Distributed training of multiple models on multiple nodes (CPU only)

Hi all,

I have been trying to figure out how to train a population of models on multiple nodes (which do not have GPUs, but that’s not the main point; I’m happy with training on CPUs). Ideally, I would like a single process per model running on a separate CPU. I can request hundreds or thousands of CPUs, and each model is fully contained, meaning that I don’t want to share any parameters from one model across nodes; rather, I want each model to train on its own CPU.

I have tried using a worker pool from torch.multiprocessing and passing models to the training function. I train each model for one epoch, then I perform some processing in the main process and then I map them again to the worker pool to train them for another epoch, and so on. That works fine if I run the models on a single machine, but it doesn’t scale up to a multi-node scenario because torch.multiprocessing is not aware of the additional nodes (I requested 256 CPUs on the cluster, which translates to 8 nodes with 16 CPUs each, but 7 of those remained idle).

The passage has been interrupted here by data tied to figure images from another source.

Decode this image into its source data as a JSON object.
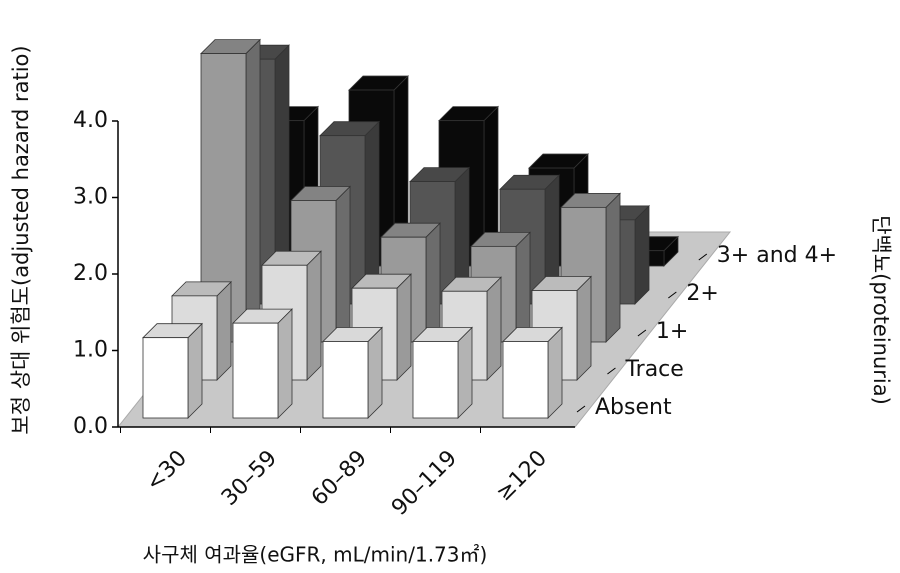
{
  "chart_data": {
    "type": "bar3d",
    "y_label": "보정 상대 위험도(adjusted hazard ratio)",
    "x_label": "사구체 여과율(eGFR, mL/min/1.73㎡)",
    "z_label": "단백뇨(proteinuria)",
    "categories": [
      "<30",
      "30–59",
      "60–89",
      "90–119",
      "≥120"
    ],
    "series": [
      {
        "name": "Absent",
        "color": "#ffffff",
        "values": [
          1.05,
          1.24,
          1.0,
          1.0,
          1.0
        ]
      },
      {
        "name": "Trace",
        "color": "#dcdcdc",
        "values": [
          1.1,
          1.5,
          1.2,
          1.16,
          1.17
        ]
      },
      {
        "name": "1+",
        "color": "#9a9a9a",
        "values": [
          3.77,
          1.85,
          1.37,
          1.25,
          1.76
        ]
      },
      {
        "name": "2+",
        "color": "#555555",
        "values": [
          3.2,
          2.2,
          1.6,
          1.5,
          1.1
        ]
      },
      {
        "name": "3+ and 4+",
        "color": "#0a0a0a",
        "values": [
          1.9,
          2.3,
          1.9,
          1.28,
          0.2
        ]
      }
    ],
    "ylim": [
      0,
      4.0
    ],
    "yticks": [
      {
        "value": 0,
        "label": "0.0"
      },
      {
        "value": 1,
        "label": "1.0"
      },
      {
        "value": 2,
        "label": "2.0"
      },
      {
        "value": 3,
        "label": "3.0"
      },
      {
        "value": 4,
        "label": "4.0"
      }
    ]
  }
}
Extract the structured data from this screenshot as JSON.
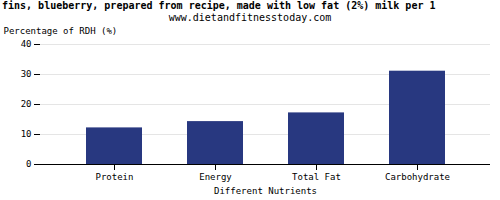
{
  "chart_data": {
    "type": "bar",
    "title": "fins, blueberry, prepared from recipe, made with low fat (2%) milk per 1",
    "subtitle": "www.dietandfitnesstoday.com",
    "categories": [
      "Protein",
      "Energy",
      "Total Fat",
      "Carbohydrate"
    ],
    "values": [
      12.2,
      14.3,
      17.2,
      31.1
    ],
    "color": "#283880",
    "xlabel": "Different Nutrients",
    "ylabel": "Percentage of RDH (%)",
    "ylim": [
      0,
      40
    ],
    "yticks": [
      0,
      10,
      20,
      30,
      40
    ],
    "grid": true
  }
}
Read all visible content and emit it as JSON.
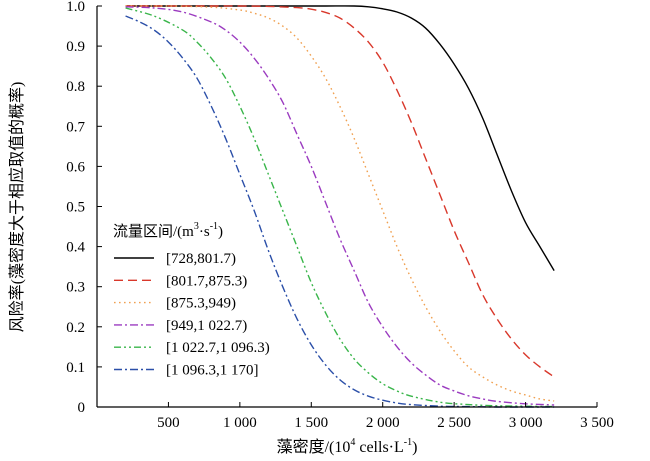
{
  "chart_data": {
    "type": "line",
    "title": "",
    "xlabel_main": "藻密度/(10",
    "xlabel_sup": "4",
    "xlabel_mid": " cells·L",
    "xlabel_sup2": "-1",
    "xlabel_end": ")",
    "ylabel": "风险率(藻密度大于相应取值的概率)",
    "xlim": [
      0,
      3500
    ],
    "ylim": [
      0,
      1.0
    ],
    "xticks": [
      {
        "value": 500,
        "label": "500"
      },
      {
        "value": 1000,
        "label": "1 000"
      },
      {
        "value": 1500,
        "label": "1 500"
      },
      {
        "value": 2000,
        "label": "2 000"
      },
      {
        "value": 2500,
        "label": "2 500"
      },
      {
        "value": 3000,
        "label": "3 000"
      },
      {
        "value": 3500,
        "label": "3 500"
      }
    ],
    "yticks": [
      {
        "value": 0,
        "label": "0"
      },
      {
        "value": 0.1,
        "label": "0.1"
      },
      {
        "value": 0.2,
        "label": "0.2"
      },
      {
        "value": 0.3,
        "label": "0.3"
      },
      {
        "value": 0.4,
        "label": "0.4"
      },
      {
        "value": 0.5,
        "label": "0.5"
      },
      {
        "value": 0.6,
        "label": "0.6"
      },
      {
        "value": 0.7,
        "label": "0.7"
      },
      {
        "value": 0.8,
        "label": "0.8"
      },
      {
        "value": 0.9,
        "label": "0.9"
      },
      {
        "value": 1.0,
        "label": "1.0"
      }
    ],
    "legend": {
      "title_main": "流量区间/(m",
      "title_sup": "3",
      "title_mid": "·s",
      "title_sup2": "-1",
      "title_end": ")",
      "placement": "bottom-left"
    },
    "grid": false,
    "series": [
      {
        "name": "[728,801.7)",
        "color": "#000000",
        "dash": "solid",
        "x": [
          200,
          500,
          800,
          1000,
          1200,
          1400,
          1600,
          1800,
          1900,
          2000,
          2100,
          2200,
          2300,
          2400,
          2500,
          2600,
          2700,
          2800,
          2900,
          3000,
          3100,
          3200
        ],
        "y": [
          1.0,
          1.0,
          1.0,
          1.0,
          1.0,
          1.0,
          1.0,
          1.0,
          0.998,
          0.993,
          0.985,
          0.97,
          0.945,
          0.905,
          0.855,
          0.795,
          0.72,
          0.63,
          0.54,
          0.46,
          0.4,
          0.34
        ]
      },
      {
        "name": "[801.7,875.3)",
        "color": "#d9382b",
        "dash": "long-dash",
        "x": [
          200,
          500,
          800,
          1000,
          1200,
          1400,
          1500,
          1600,
          1700,
          1800,
          1900,
          2000,
          2100,
          2200,
          2300,
          2400,
          2500,
          2600,
          2700,
          2800,
          2900,
          3000,
          3100,
          3200
        ],
        "y": [
          1.0,
          1.0,
          1.0,
          1.0,
          0.999,
          0.996,
          0.992,
          0.984,
          0.97,
          0.945,
          0.91,
          0.86,
          0.79,
          0.71,
          0.62,
          0.53,
          0.44,
          0.36,
          0.28,
          0.22,
          0.17,
          0.13,
          0.1,
          0.075
        ]
      },
      {
        "name": "[875.3,949)",
        "color": "#f0a050",
        "dash": "dotted",
        "x": [
          200,
          500,
          800,
          1000,
          1100,
          1200,
          1300,
          1400,
          1500,
          1600,
          1700,
          1800,
          1900,
          2000,
          2100,
          2200,
          2300,
          2400,
          2500,
          2600,
          2700,
          2800,
          2900,
          3000,
          3100,
          3200
        ],
        "y": [
          1.0,
          1.0,
          0.997,
          0.99,
          0.982,
          0.97,
          0.95,
          0.92,
          0.875,
          0.82,
          0.75,
          0.67,
          0.58,
          0.49,
          0.4,
          0.32,
          0.25,
          0.19,
          0.14,
          0.1,
          0.075,
          0.055,
          0.04,
          0.03,
          0.02,
          0.015
        ]
      },
      {
        "name": "[949,1 022.7)",
        "color": "#9b3bc0",
        "dash": "dash-dot",
        "x": [
          200,
          400,
          600,
          800,
          900,
          1000,
          1100,
          1200,
          1300,
          1400,
          1500,
          1600,
          1700,
          1800,
          1900,
          2000,
          2100,
          2200,
          2300,
          2400,
          2500,
          2600,
          2700,
          2800,
          3000,
          3200
        ],
        "y": [
          0.998,
          0.995,
          0.985,
          0.96,
          0.94,
          0.91,
          0.87,
          0.82,
          0.76,
          0.68,
          0.6,
          0.51,
          0.42,
          0.34,
          0.26,
          0.2,
          0.15,
          0.11,
          0.08,
          0.055,
          0.04,
          0.028,
          0.02,
          0.014,
          0.008,
          0.005
        ]
      },
      {
        "name": "[1 022.7,1 096.3)",
        "color": "#39b54a",
        "dash": "dash-dot-dot",
        "x": [
          200,
          400,
          600,
          700,
          800,
          900,
          1000,
          1100,
          1200,
          1300,
          1400,
          1500,
          1600,
          1700,
          1800,
          1900,
          2000,
          2100,
          2200,
          2400,
          2600,
          2800,
          3000,
          3200
        ],
        "y": [
          0.995,
          0.975,
          0.94,
          0.91,
          0.87,
          0.82,
          0.75,
          0.67,
          0.58,
          0.49,
          0.4,
          0.31,
          0.235,
          0.17,
          0.12,
          0.085,
          0.058,
          0.04,
          0.027,
          0.012,
          0.006,
          0.003,
          0.002,
          0.001
        ]
      },
      {
        "name": "[1 096.3,1 170]",
        "color": "#2b4fa8",
        "dash": "dash-dot",
        "x": [
          200,
          300,
          400,
          500,
          600,
          700,
          800,
          900,
          1000,
          1100,
          1200,
          1300,
          1400,
          1500,
          1600,
          1700,
          1800,
          1900,
          2000,
          2100,
          2200,
          2400,
          2600,
          2800,
          3000,
          3200
        ],
        "y": [
          0.975,
          0.96,
          0.94,
          0.91,
          0.87,
          0.82,
          0.75,
          0.67,
          0.58,
          0.49,
          0.39,
          0.3,
          0.22,
          0.155,
          0.105,
          0.068,
          0.043,
          0.027,
          0.017,
          0.01,
          0.006,
          0.002,
          0.001,
          0.0,
          0.0,
          0.0
        ]
      }
    ]
  }
}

As far as I can tell, all examples I found (for example, using torch.distributed here) assume that you have a single large model and you want to spread the training of one model across multiple workers. This is not my case - my models are small and I’d like to train them in parallel but independently of each other. They are, however, being trained on the same task using the same data, in case that’s relevant.

Any help would be appreciated! Apologies if I’m missing something obvious.

2 Likes

IIUC, DistributedDataParallel does not fit in this use case because you have a population of independent models to train on the same set of data instead one big model on different splits of input data. It looks like the experimental torch.distributed.rpc might be helpful here, it would at least help you take care of the communication. But you would still need to write code to dispatch models to the workers in the pool.